Illusionist David Blaine has said he found the backlash against his 44-day stay in a plastic box in London "a little scary" but has now grown used to it.
David Blaine is due to emerge from his box on Sunday
He also said he was unlikely to embark on another stunt of this magnitude.
The American is nearing the end of his self-imposed fast, suspended by a crane near the River Thames, and is due to leave his box on Sunday.
Speaking to CNN via a video link he said it had been "so much more difficult than anything else I have ever done".
He added: "I don't think I can do anything like this again."
Since the magician entered the Perspex box on 5 September he has had to contend with a campaign of "Blaine-baiting" with passers-by taunting him with egg throwing and constant noise.
But he told CNN that it was "to be expected".

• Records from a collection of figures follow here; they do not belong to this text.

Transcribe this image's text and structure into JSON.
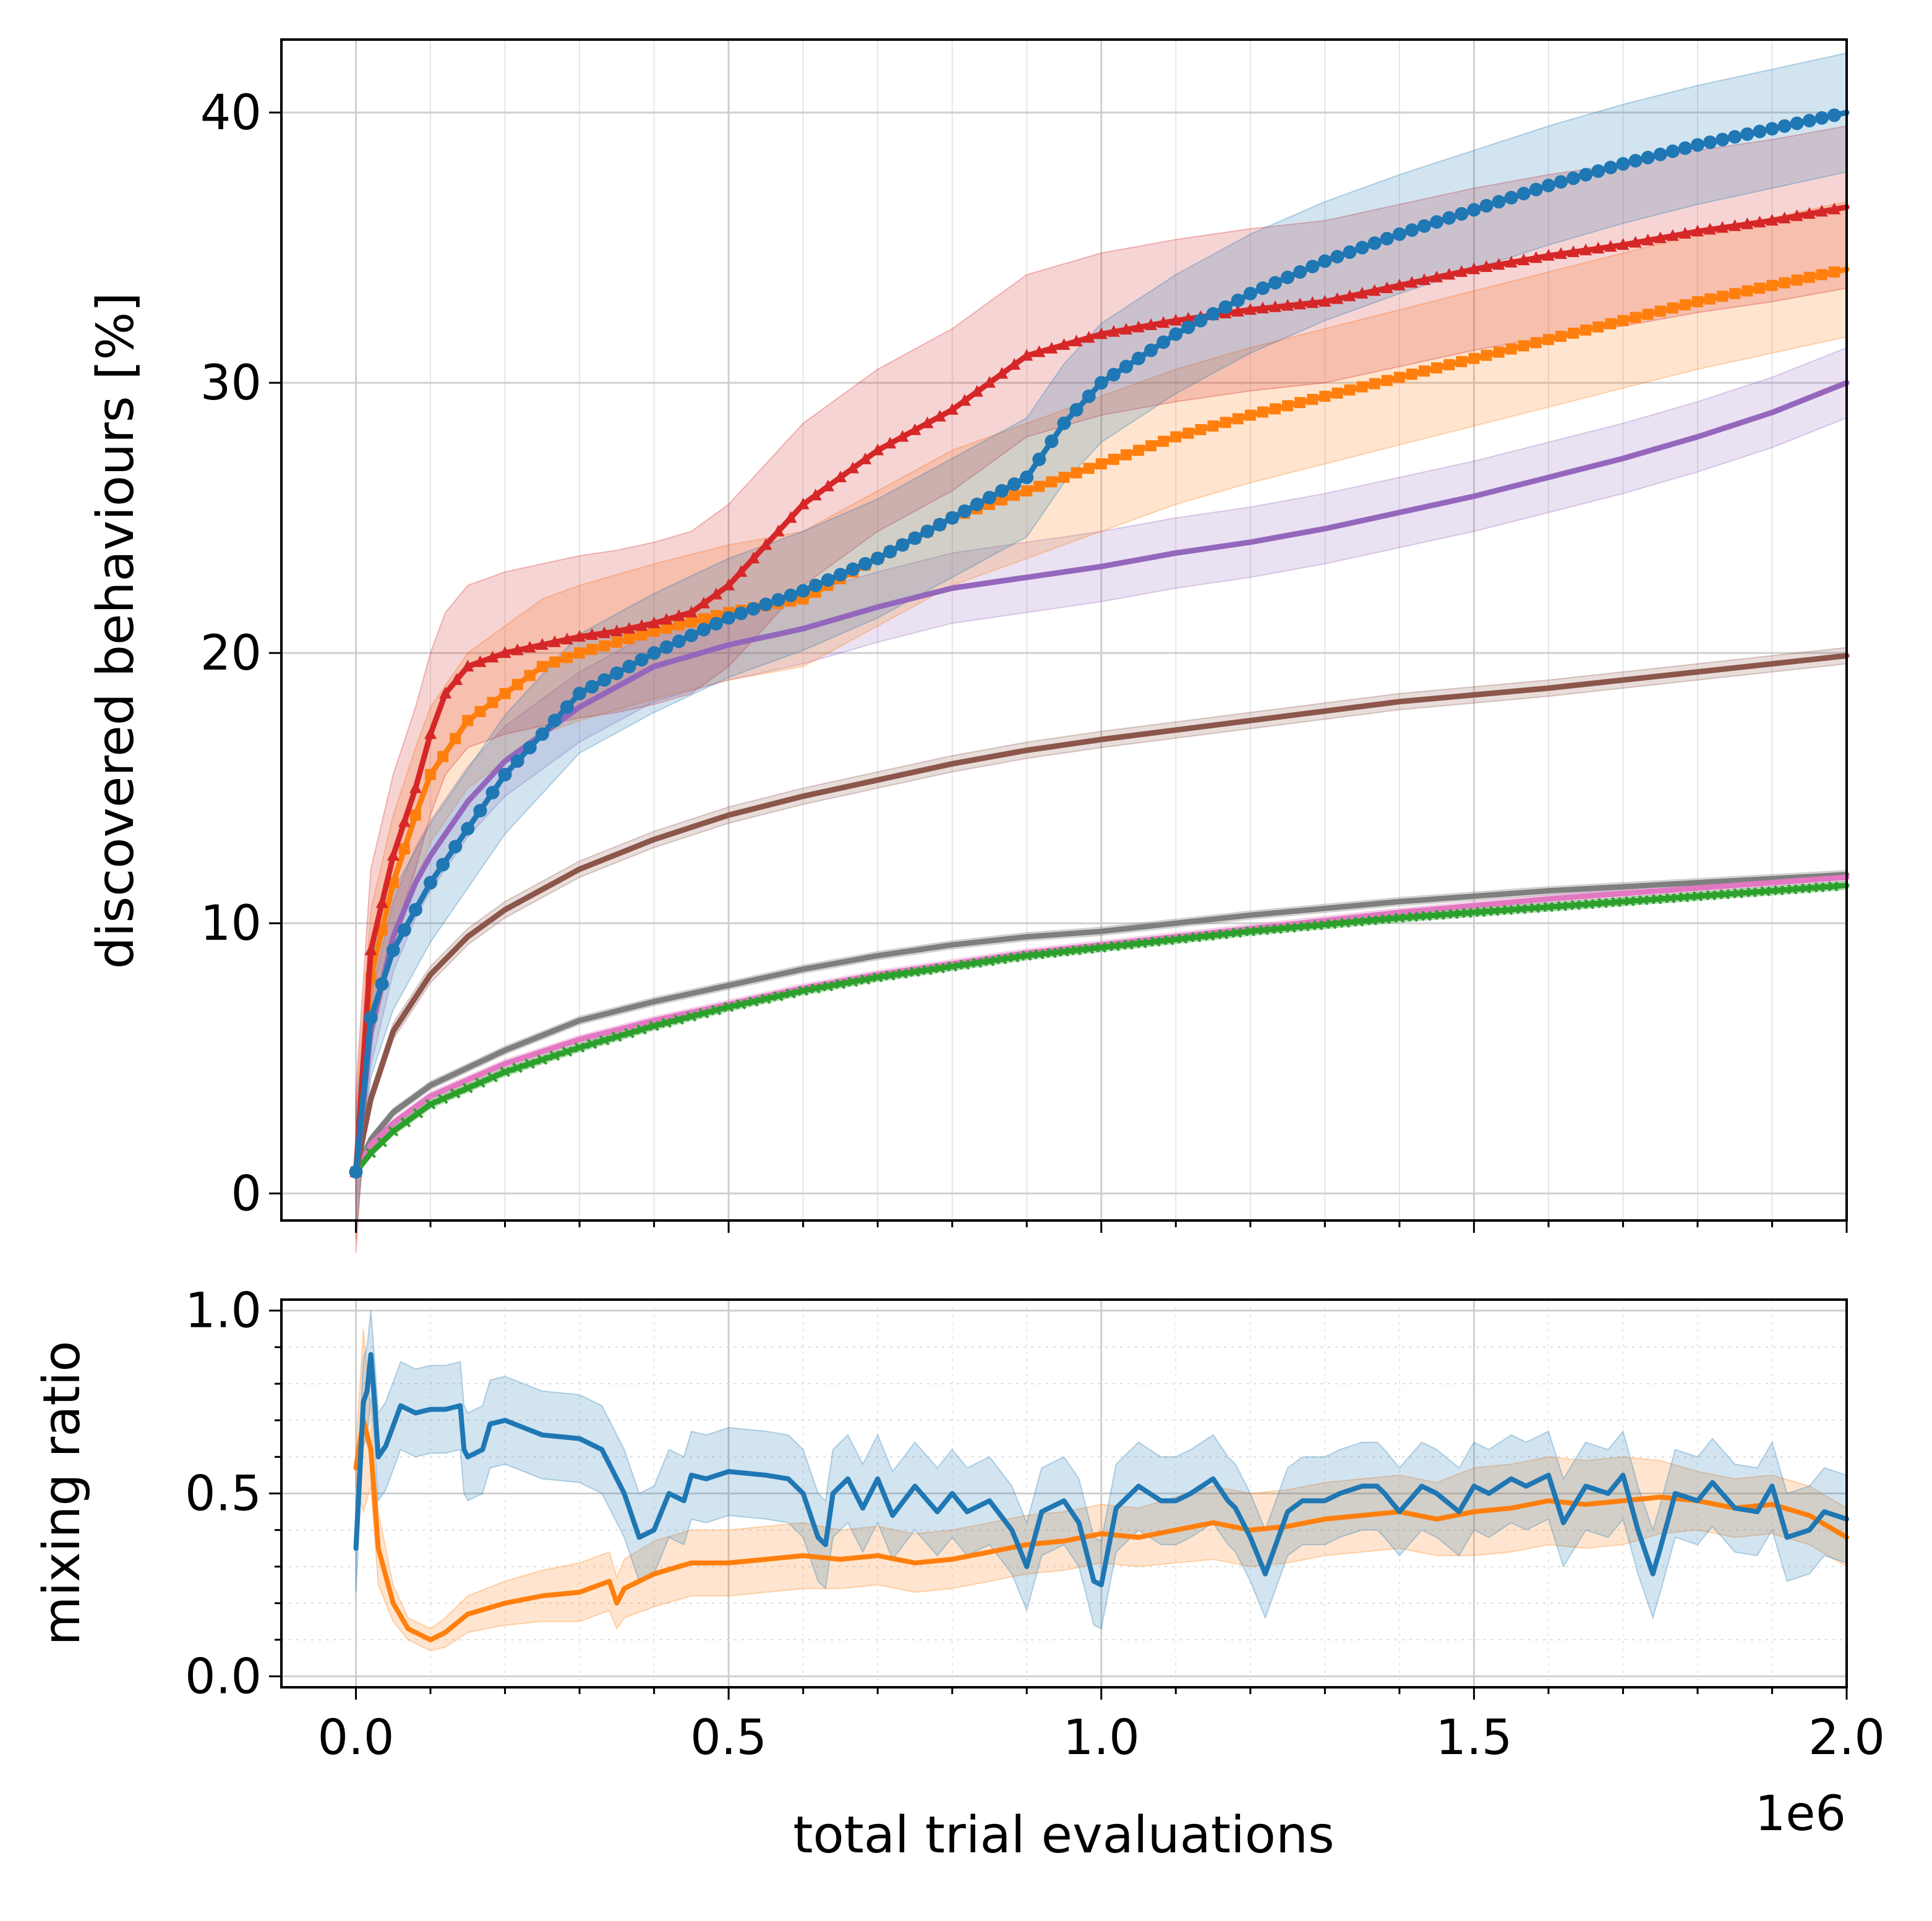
{
  "chart_data": [
    {
      "type": "line",
      "title": "",
      "xlabel": "",
      "ylabel": "discovered behaviours [%]",
      "xlim": [
        -0.1,
        2.0
      ],
      "ylim": [
        -1,
        42.7
      ],
      "x_ticks": [
        0.0,
        0.5,
        1.0,
        1.5,
        2.0
      ],
      "y_ticks": [
        0,
        10,
        20,
        30,
        40
      ],
      "y_tick_labels": [
        "0",
        "10",
        "20",
        "30",
        "40"
      ],
      "grid": true,
      "legend": "none",
      "series": [
        {
          "color": "#7f7f7f",
          "x": [
            0.0,
            0.02,
            0.05,
            0.1,
            0.2,
            0.3,
            0.4,
            0.5,
            0.6,
            0.7,
            0.8,
            0.9,
            1.0,
            1.2,
            1.4,
            1.6,
            1.8,
            2.0
          ],
          "y": [
            0.8,
            2.0,
            3.0,
            4.0,
            5.3,
            6.4,
            7.1,
            7.7,
            8.3,
            8.8,
            9.2,
            9.5,
            9.7,
            10.3,
            10.8,
            11.2,
            11.5,
            11.8
          ],
          "band": 0.15
        },
        {
          "color": "#e377c2",
          "x": [
            0.0,
            0.02,
            0.05,
            0.1,
            0.2,
            0.3,
            0.4,
            0.5,
            0.6,
            0.7,
            0.8,
            0.9,
            1.0,
            1.2,
            1.4,
            1.6,
            1.8,
            2.0
          ],
          "y": [
            0.8,
            1.8,
            2.6,
            3.6,
            4.8,
            5.7,
            6.4,
            7.0,
            7.6,
            8.1,
            8.5,
            8.9,
            9.2,
            9.8,
            10.4,
            10.9,
            11.3,
            11.7
          ],
          "band": 0.15
        },
        {
          "color": "#2ca02c",
          "marker": "x",
          "x": [
            0.0,
            0.02,
            0.05,
            0.1,
            0.2,
            0.3,
            0.4,
            0.5,
            0.6,
            0.7,
            0.8,
            0.9,
            1.0,
            1.2,
            1.4,
            1.6,
            1.8,
            2.0
          ],
          "y": [
            0.8,
            1.5,
            2.3,
            3.3,
            4.5,
            5.4,
            6.2,
            6.9,
            7.5,
            8.0,
            8.4,
            8.8,
            9.1,
            9.7,
            10.2,
            10.6,
            11.0,
            11.4
          ],
          "band": 0.15
        },
        {
          "color": "#8c564b",
          "x": [
            0.0,
            0.02,
            0.05,
            0.1,
            0.15,
            0.2,
            0.3,
            0.4,
            0.5,
            0.6,
            0.7,
            0.8,
            0.9,
            1.0,
            1.2,
            1.4,
            1.6,
            1.8,
            2.0
          ],
          "y": [
            0.8,
            3.5,
            6.0,
            8.1,
            9.5,
            10.5,
            12.0,
            13.1,
            14.0,
            14.7,
            15.3,
            15.9,
            16.4,
            16.8,
            17.5,
            18.2,
            18.7,
            19.3,
            19.9
          ],
          "band": 0.3
        },
        {
          "color": "#9467bd",
          "x": [
            0.0,
            0.02,
            0.05,
            0.08,
            0.1,
            0.15,
            0.2,
            0.3,
            0.4,
            0.5,
            0.6,
            0.7,
            0.8,
            0.9,
            1.0,
            1.1,
            1.2,
            1.3,
            1.4,
            1.5,
            1.6,
            1.7,
            1.8,
            1.9,
            2.0
          ],
          "y": [
            0.8,
            6.0,
            9.5,
            11.5,
            12.5,
            14.5,
            16.0,
            18.0,
            19.5,
            20.3,
            20.9,
            21.7,
            22.4,
            22.8,
            23.2,
            23.7,
            24.1,
            24.6,
            25.2,
            25.8,
            26.5,
            27.2,
            28.0,
            28.9,
            30.0
          ],
          "band": 1.3
        },
        {
          "color": "#ff7f0e",
          "marker": "s",
          "x": [
            0.0,
            0.02,
            0.05,
            0.08,
            0.1,
            0.15,
            0.2,
            0.25,
            0.3,
            0.4,
            0.5,
            0.6,
            0.7,
            0.8,
            0.9,
            1.0,
            1.1,
            1.2,
            1.3,
            1.4,
            1.5,
            1.6,
            1.7,
            1.8,
            1.9,
            2.0
          ],
          "y": [
            0.8,
            8.0,
            11.5,
            14.0,
            15.5,
            17.5,
            18.5,
            19.5,
            20.0,
            20.8,
            21.5,
            22.0,
            23.5,
            25.0,
            26.0,
            27.0,
            28.0,
            28.8,
            29.5,
            30.2,
            30.9,
            31.6,
            32.3,
            33.0,
            33.6,
            34.2
          ],
          "band": 2.5
        },
        {
          "color": "#d62728",
          "marker": "^",
          "x": [
            0.0,
            0.02,
            0.05,
            0.08,
            0.1,
            0.12,
            0.15,
            0.2,
            0.25,
            0.3,
            0.35,
            0.4,
            0.45,
            0.5,
            0.55,
            0.6,
            0.7,
            0.8,
            0.9,
            1.0,
            1.1,
            1.2,
            1.3,
            1.4,
            1.5,
            1.6,
            1.7,
            1.8,
            1.9,
            2.0
          ],
          "y": [
            0.8,
            9.0,
            12.5,
            15.0,
            17.0,
            18.5,
            19.5,
            20.0,
            20.3,
            20.6,
            20.8,
            21.1,
            21.5,
            22.5,
            24.0,
            25.5,
            27.5,
            29.0,
            31.0,
            31.8,
            32.3,
            32.7,
            33.0,
            33.6,
            34.2,
            34.7,
            35.1,
            35.6,
            36.0,
            36.5
          ],
          "band": 3.0
        },
        {
          "color": "#1f77b4",
          "marker": "o",
          "x": [
            0.0,
            0.02,
            0.05,
            0.08,
            0.1,
            0.15,
            0.2,
            0.25,
            0.3,
            0.4,
            0.5,
            0.6,
            0.7,
            0.8,
            0.9,
            0.95,
            1.0,
            1.1,
            1.2,
            1.3,
            1.4,
            1.5,
            1.6,
            1.7,
            1.8,
            1.9,
            2.0
          ],
          "y": [
            0.8,
            6.5,
            9.0,
            10.5,
            11.5,
            13.5,
            15.5,
            17.0,
            18.5,
            20.0,
            21.3,
            22.3,
            23.5,
            25.0,
            26.5,
            28.5,
            30.0,
            31.8,
            33.3,
            34.5,
            35.5,
            36.4,
            37.3,
            38.1,
            38.8,
            39.4,
            40.0
          ],
          "band": 2.2
        }
      ]
    },
    {
      "type": "line",
      "title": "",
      "xlabel": "total trial evaluations",
      "ylabel": "mixing ratio",
      "xlim": [
        -0.1,
        2.0
      ],
      "ylim": [
        -0.03,
        1.03
      ],
      "x_ticks": [
        0.0,
        0.5,
        1.0,
        1.5,
        2.0
      ],
      "x_tick_labels": [
        "0.0",
        "0.5",
        "1.0",
        "1.5",
        "2.0"
      ],
      "x_offset_label": "1e6",
      "y_ticks": [
        0.0,
        0.5,
        1.0
      ],
      "y_tick_labels": [
        "0.0",
        "0.5",
        "1.0"
      ],
      "grid": true,
      "legend": "none",
      "series": [
        {
          "color": "#ff7f0e",
          "x": [
            0.0,
            0.01,
            0.02,
            0.03,
            0.05,
            0.07,
            0.09,
            0.1,
            0.12,
            0.15,
            0.2,
            0.25,
            0.3,
            0.34,
            0.35,
            0.36,
            0.4,
            0.45,
            0.5,
            0.55,
            0.6,
            0.65,
            0.7,
            0.75,
            0.8,
            0.85,
            0.9,
            0.95,
            1.0,
            1.05,
            1.1,
            1.15,
            1.2,
            1.25,
            1.3,
            1.35,
            1.4,
            1.45,
            1.5,
            1.55,
            1.6,
            1.65,
            1.7,
            1.75,
            1.8,
            1.85,
            1.9,
            1.95,
            2.0
          ],
          "y": [
            0.57,
            0.7,
            0.62,
            0.35,
            0.2,
            0.13,
            0.11,
            0.1,
            0.12,
            0.17,
            0.2,
            0.22,
            0.23,
            0.26,
            0.2,
            0.24,
            0.28,
            0.31,
            0.31,
            0.32,
            0.33,
            0.32,
            0.33,
            0.31,
            0.32,
            0.34,
            0.36,
            0.37,
            0.39,
            0.38,
            0.4,
            0.42,
            0.4,
            0.41,
            0.43,
            0.44,
            0.45,
            0.43,
            0.45,
            0.46,
            0.48,
            0.47,
            0.48,
            0.49,
            0.48,
            0.46,
            0.47,
            0.44,
            0.38
          ],
          "band": [
            0.05,
            0.25,
            0.1,
            0.1,
            0.05,
            0.03,
            0.03,
            0.03,
            0.04,
            0.05,
            0.06,
            0.07,
            0.08,
            0.08,
            0.07,
            0.08,
            0.09,
            0.09,
            0.09,
            0.09,
            0.09,
            0.08,
            0.08,
            0.08,
            0.08,
            0.08,
            0.08,
            0.08,
            0.08,
            0.08,
            0.09,
            0.1,
            0.1,
            0.1,
            0.1,
            0.1,
            0.1,
            0.1,
            0.12,
            0.12,
            0.12,
            0.12,
            0.12,
            0.1,
            0.08,
            0.08,
            0.08,
            0.08,
            0.08
          ]
        },
        {
          "color": "#1f77b4",
          "x": [
            0.0,
            0.01,
            0.015,
            0.02,
            0.025,
            0.03,
            0.04,
            0.06,
            0.08,
            0.1,
            0.12,
            0.14,
            0.145,
            0.15,
            0.17,
            0.18,
            0.2,
            0.25,
            0.3,
            0.33,
            0.36,
            0.38,
            0.4,
            0.42,
            0.44,
            0.45,
            0.47,
            0.5,
            0.55,
            0.58,
            0.6,
            0.62,
            0.63,
            0.64,
            0.66,
            0.68,
            0.7,
            0.72,
            0.75,
            0.78,
            0.8,
            0.82,
            0.85,
            0.88,
            0.9,
            0.92,
            0.95,
            0.97,
            0.99,
            1.0,
            1.02,
            1.05,
            1.08,
            1.1,
            1.12,
            1.15,
            1.17,
            1.18,
            1.2,
            1.22,
            1.25,
            1.27,
            1.3,
            1.32,
            1.35,
            1.37,
            1.38,
            1.4,
            1.43,
            1.45,
            1.48,
            1.5,
            1.52,
            1.55,
            1.57,
            1.6,
            1.62,
            1.65,
            1.68,
            1.7,
            1.72,
            1.74,
            1.75,
            1.77,
            1.8,
            1.82,
            1.85,
            1.88,
            1.9,
            1.92,
            1.95,
            1.97,
            2.0
          ],
          "y": [
            0.35,
            0.75,
            0.78,
            0.88,
            0.75,
            0.6,
            0.63,
            0.74,
            0.72,
            0.73,
            0.73,
            0.74,
            0.62,
            0.6,
            0.62,
            0.69,
            0.7,
            0.66,
            0.65,
            0.62,
            0.5,
            0.38,
            0.4,
            0.5,
            0.48,
            0.55,
            0.54,
            0.56,
            0.55,
            0.54,
            0.5,
            0.38,
            0.36,
            0.5,
            0.54,
            0.46,
            0.54,
            0.44,
            0.52,
            0.45,
            0.5,
            0.45,
            0.48,
            0.4,
            0.3,
            0.45,
            0.48,
            0.42,
            0.26,
            0.25,
            0.46,
            0.52,
            0.48,
            0.48,
            0.5,
            0.54,
            0.48,
            0.46,
            0.38,
            0.28,
            0.45,
            0.48,
            0.48,
            0.5,
            0.52,
            0.52,
            0.5,
            0.45,
            0.52,
            0.5,
            0.45,
            0.52,
            0.5,
            0.54,
            0.52,
            0.55,
            0.42,
            0.52,
            0.5,
            0.55,
            0.4,
            0.28,
            0.35,
            0.5,
            0.48,
            0.53,
            0.46,
            0.45,
            0.52,
            0.38,
            0.4,
            0.45,
            0.43
          ],
          "band": 0.12
        }
      ]
    }
  ]
}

Speaking about his stay, he said: "It's been really cold, and when you are starving, your body only produces one-third of its heat.
"It's been 40 degrees Fahrenheit some nights. It's really hard to sit, and all of my muscles are really weak."
Moon and clouds
This has been Blaine's most audacious stunt, having previously spent three days in a block of ice and 36 hours atop a pole.
Although there is a certain amount of cynicism surrounding the feat, Blaine denied it was all a trick.
"No, I am really here doing what I said I was going to do," he said.
"I have never decided to do anything for this length of time.
"Here, basically I am a human being on display to all kinds at all times."
He added that the best part of being isolated were "the faces, the moon, the sun, the rainbows, the clouds, everything".